Direct integration grants agents maximum control and composability. An agent accessing Uniswap Skills, Coinbase Agentic Wallet, and x402 payments can independently execute token swaps, manage liquidity positions, and pay for services—without intermediaries. But it also demands that agents—or their developers—integrate individually with each protocol and make configuration decisions manually.
Delegated Integration
The second model is delegated: specialized infrastructure sits between agents and DeFi, managing capital allocation on their behalf.
Giza is a prime example. Its flagship agent ARMA autonomously monitors lending rates across Morpho, Moonwell, Aave, and Compound—and instantly shifts stablecoin capital to the highest-yielding opportunity. Agents needn’t understand each protocol’s inner workings; Giza’s abstraction layer presents a unified interface. Since launching at the end of January, ARMA has deployed over 25,000 agents in its first four weeks—allocating over $35 million in capital and generating $5.4 million in trading volume on Coinbase’s Base L2, with every trade profitable after gas fees.
Generative Ventures—partnering with the Zero Human Company Institute and its Juno Agent—is tackling similar challenges via Robot Money, an autonomous asset allocation protocol built for AI agents. Its core thesis perfectly captures the flywheel argument: every agent with a wallet accumulates income—and much of that capital sits idle.
Robot Money provides a treasury allocating capital across three risk tiers: stablecoin yield strategies (50%), governance-selected agent-economy tokens (25%), and yield-generating liquidity tokens (25%). The result: idle agent capital transforms into actively managed, productive capital.

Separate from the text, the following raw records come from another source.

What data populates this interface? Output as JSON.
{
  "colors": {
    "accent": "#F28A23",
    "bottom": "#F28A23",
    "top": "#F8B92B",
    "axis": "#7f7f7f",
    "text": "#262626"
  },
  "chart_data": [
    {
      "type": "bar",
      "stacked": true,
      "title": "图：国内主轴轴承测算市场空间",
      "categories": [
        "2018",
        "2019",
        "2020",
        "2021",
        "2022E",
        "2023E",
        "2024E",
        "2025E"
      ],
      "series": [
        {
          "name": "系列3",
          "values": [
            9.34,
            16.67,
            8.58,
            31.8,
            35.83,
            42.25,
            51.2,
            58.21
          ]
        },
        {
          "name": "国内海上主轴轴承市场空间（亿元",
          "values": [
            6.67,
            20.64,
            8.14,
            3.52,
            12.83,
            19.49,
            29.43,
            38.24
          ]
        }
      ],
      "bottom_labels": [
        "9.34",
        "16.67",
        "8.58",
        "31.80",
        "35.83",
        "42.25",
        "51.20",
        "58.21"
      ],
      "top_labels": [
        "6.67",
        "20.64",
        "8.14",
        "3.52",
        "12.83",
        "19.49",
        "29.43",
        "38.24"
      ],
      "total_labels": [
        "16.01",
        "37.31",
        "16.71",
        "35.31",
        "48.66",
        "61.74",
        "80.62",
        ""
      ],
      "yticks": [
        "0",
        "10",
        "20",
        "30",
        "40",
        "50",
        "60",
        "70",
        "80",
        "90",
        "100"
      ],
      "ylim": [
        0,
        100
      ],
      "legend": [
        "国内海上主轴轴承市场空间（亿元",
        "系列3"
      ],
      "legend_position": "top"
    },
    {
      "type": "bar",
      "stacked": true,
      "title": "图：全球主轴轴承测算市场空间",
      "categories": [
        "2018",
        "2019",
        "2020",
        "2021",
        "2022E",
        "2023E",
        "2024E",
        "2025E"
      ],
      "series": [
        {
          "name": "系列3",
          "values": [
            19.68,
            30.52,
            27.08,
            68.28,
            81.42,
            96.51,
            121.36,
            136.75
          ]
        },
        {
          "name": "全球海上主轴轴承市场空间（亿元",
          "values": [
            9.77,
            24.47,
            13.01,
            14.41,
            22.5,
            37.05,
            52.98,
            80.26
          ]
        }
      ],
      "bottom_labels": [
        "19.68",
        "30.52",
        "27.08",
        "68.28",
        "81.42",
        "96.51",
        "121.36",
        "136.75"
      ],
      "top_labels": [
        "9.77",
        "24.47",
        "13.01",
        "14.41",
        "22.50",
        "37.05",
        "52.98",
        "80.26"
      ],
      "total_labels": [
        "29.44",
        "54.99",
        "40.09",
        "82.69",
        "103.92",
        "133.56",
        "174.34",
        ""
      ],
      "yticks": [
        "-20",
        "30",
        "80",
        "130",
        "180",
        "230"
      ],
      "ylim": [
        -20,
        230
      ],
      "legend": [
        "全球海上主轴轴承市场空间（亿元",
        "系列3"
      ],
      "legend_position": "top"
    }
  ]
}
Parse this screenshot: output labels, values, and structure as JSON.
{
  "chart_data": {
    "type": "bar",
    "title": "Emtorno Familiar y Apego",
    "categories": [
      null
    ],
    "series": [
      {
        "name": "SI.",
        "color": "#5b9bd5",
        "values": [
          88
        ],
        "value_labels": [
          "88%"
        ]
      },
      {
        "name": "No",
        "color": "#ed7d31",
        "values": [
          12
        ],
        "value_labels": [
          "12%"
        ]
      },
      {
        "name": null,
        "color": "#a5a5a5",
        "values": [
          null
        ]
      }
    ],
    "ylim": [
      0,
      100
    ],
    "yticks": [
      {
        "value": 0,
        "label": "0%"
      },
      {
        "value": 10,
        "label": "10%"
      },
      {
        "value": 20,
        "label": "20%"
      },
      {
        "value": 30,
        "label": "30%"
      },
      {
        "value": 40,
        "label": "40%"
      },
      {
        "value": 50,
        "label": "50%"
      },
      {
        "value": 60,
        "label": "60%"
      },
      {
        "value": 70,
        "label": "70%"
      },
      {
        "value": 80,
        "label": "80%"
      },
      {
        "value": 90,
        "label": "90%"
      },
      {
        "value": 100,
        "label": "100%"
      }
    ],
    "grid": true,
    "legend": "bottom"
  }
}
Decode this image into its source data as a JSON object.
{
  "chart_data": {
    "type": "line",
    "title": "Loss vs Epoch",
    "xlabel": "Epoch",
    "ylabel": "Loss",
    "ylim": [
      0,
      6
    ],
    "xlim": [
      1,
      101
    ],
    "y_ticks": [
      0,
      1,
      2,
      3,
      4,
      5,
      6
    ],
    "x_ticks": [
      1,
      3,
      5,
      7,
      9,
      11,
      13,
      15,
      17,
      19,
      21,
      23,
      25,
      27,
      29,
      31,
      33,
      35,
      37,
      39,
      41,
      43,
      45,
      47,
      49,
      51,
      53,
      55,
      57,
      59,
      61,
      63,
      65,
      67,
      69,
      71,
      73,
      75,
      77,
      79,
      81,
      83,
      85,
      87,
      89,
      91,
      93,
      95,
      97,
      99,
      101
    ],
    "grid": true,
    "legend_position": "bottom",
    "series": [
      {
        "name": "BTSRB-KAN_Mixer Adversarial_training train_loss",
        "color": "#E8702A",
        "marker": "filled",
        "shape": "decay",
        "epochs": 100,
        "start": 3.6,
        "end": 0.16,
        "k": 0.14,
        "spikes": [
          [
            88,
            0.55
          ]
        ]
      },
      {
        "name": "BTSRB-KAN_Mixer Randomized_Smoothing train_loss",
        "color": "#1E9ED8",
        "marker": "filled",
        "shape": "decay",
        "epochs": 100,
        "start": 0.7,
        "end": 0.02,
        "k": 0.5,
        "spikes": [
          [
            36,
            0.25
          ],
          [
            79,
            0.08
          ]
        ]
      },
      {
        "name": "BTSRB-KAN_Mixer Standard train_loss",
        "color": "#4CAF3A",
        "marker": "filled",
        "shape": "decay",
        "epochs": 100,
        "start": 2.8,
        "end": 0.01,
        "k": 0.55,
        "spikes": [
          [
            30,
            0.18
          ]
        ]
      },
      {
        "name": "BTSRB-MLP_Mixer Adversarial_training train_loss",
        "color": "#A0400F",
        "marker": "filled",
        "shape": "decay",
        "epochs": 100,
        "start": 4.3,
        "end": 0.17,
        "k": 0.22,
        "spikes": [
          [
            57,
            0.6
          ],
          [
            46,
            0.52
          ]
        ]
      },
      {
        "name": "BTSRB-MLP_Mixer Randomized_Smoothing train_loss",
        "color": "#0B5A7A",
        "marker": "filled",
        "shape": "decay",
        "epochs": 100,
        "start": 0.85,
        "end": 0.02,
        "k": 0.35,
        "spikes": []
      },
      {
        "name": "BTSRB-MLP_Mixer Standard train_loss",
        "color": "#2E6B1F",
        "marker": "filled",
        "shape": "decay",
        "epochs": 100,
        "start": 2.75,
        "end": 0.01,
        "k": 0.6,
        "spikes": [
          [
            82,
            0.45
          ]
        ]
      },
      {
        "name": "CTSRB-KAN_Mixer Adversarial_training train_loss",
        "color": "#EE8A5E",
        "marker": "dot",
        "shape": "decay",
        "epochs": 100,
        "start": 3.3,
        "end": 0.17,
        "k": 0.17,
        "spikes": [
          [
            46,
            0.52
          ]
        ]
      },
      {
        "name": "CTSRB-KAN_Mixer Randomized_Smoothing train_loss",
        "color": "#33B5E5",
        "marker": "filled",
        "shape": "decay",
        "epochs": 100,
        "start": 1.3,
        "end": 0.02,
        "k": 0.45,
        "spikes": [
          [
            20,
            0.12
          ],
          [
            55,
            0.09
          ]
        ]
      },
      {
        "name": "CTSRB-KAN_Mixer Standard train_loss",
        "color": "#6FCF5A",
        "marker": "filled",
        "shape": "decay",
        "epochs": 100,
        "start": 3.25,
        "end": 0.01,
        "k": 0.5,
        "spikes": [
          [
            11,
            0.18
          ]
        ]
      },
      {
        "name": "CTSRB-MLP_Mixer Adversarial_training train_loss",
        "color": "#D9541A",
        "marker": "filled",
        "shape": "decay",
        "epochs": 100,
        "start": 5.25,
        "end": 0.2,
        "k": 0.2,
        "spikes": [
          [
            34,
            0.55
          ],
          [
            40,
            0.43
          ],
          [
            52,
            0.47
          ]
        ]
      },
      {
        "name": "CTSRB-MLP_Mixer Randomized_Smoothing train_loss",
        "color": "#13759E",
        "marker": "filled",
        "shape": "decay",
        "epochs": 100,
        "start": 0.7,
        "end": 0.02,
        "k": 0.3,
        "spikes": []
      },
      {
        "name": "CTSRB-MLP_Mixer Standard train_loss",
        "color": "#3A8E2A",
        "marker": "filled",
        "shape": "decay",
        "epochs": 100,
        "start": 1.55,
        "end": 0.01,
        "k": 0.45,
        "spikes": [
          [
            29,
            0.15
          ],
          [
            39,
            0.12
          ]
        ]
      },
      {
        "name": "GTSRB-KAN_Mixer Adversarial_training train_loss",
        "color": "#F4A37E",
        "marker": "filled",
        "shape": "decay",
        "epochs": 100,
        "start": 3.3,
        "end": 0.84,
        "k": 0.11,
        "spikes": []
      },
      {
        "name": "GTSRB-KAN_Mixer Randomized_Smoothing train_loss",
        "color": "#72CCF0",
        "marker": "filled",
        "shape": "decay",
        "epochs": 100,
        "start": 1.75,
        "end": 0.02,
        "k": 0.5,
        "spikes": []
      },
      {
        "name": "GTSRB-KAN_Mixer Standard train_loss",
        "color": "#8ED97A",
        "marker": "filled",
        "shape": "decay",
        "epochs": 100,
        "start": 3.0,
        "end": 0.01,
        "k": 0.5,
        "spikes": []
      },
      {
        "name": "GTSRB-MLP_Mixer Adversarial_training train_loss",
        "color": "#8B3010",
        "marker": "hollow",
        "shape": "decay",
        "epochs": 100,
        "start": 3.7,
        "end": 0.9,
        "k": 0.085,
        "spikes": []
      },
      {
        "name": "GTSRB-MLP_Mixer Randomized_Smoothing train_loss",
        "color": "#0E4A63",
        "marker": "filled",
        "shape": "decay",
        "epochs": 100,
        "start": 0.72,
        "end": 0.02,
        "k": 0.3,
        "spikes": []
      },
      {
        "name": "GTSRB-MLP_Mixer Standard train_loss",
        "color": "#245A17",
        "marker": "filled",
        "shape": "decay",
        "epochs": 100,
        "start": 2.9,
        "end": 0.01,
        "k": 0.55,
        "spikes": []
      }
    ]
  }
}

The delegated model trades control for simplicity. A ZHC generating surplus revenue need not build custom DeFi integrations or develop yield-optimization logic—it can deposit capital into protocols like Giza or Robot Money and let specialized agents handle the rest. For most early ZHCs, the core bottleneck lies in product development—not treasury optimization—making this a rational path.
These two models aren’t competing—they’re converging. As more protocols roll out direct agent interfaces, delegated allocators like Giza gain more investment options—enhancing their ability to maximize returns. And as delegated allocators attract more agent capital, protocols gain stronger incentives to build agent-native interfaces to compete for that capital (which ordinary agents can also use). Both ends of the tech stack are investing resources independently—the strongest signal yet that underlying demand is real and imminent.
Conclusion
The tech stack for agentic capital markets is no longer a set of disjointed primitives. Payments, identity, capital formation mechanisms, and capital allocation infrastructure are coalescing into an integrated system—one that enables autonomous agents to earn revenue, transact, and compound capital on-chain—without human intervention.
The agents described here remain early-stage. Their revenue is modest, their products nascent, and their token models still evolving. Yet the structural forces they embody are novel—and likely accelerating from here.
The 2030 vision sketched at the outset—a composer-agent running an IP licensing business, purchasing inference services priced in computation units, hedging input costs on a perps DEX, and compounding capital across lending protocols—is not yet reality. But every infrastructure layer required to realize it is actively being built. We’re witnessing its earliest incarnations unfold in real time. It’s still rough—most experiments may fail, and infrastructure remains cobbled together. Yet its structural logic holds—and its pace of development suggests we may not need to wait until 2030 to see the answer.